Although wildfires can occur anytime, springtime and late summer/early fall are especially high risk due to drier air and dry vegetation. Throw in people who burn thatch in their lawns in spring or let grill embers get away from them and poof! wildland wildfires.

Where there’s smoke, there’s fire. The smoke cloud below, from March 29, originated with a prescribed or controlled burn in Perry County — meaning the fire was set to eliminate material that could quickly give rise to a highly destructive fire.

Fire is nature’s way of renewing the forests in the Ouachitas. Pictures from the 1800s show vast burned out areas. If you live in a forested area, be sure to stay tuned to http://www.arkfireinfo.org/and www.arkansasfirewise.com. The National Weather Service also issues fire watches when conditions are right for wildland fires.

Prescribed burn in Perry County
The setting sun shines through smoke rising from a prescribed, or controlled, burn in Perry County on March 29.

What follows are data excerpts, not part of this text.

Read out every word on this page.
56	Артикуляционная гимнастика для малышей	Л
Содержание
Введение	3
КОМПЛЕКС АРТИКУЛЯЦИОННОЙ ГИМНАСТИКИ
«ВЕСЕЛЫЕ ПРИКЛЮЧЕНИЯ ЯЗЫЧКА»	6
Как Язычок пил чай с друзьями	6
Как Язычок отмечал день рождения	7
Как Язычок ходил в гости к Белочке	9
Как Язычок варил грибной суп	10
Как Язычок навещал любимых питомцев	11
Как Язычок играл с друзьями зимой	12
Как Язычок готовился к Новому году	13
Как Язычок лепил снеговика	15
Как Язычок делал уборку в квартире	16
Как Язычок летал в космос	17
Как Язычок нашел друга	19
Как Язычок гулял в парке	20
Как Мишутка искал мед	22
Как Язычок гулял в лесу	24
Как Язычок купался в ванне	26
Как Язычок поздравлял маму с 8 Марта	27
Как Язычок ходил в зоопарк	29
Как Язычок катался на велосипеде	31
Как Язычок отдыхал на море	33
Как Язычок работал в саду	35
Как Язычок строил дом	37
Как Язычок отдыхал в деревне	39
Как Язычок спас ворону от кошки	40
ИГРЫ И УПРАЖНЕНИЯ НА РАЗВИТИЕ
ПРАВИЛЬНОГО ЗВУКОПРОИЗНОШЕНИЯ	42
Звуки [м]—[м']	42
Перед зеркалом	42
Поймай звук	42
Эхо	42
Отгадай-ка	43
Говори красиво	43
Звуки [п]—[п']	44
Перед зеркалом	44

Possum straight up. With lemon

This animal proves the possum-bilities are endless. No idea whether he was stuck or playing possum or just plain confused, but this possum just hung on the fence, seemingly oblivious to the scores of people walking by during lunch hour. The lemon, well, it appeared sometime during the lunch hour. No telling whether it was meant as food or decoration.

Possum hanging on chainlink fence at UALR.
This possum was hanging around with the lunch time crowd at UALR. It was quite alive; but its actions or lack thereof, are inexplicable. Maybe March in Arkansas comes in like a possum. (iPhone photo)

Crow. Snow.

A crow in the snow. There are still a few snow boulders around on Feb. 19, but little else. The daffodils are emerging, the pears appear ready to burst forth and the rest of the trees buds are beginning to swell.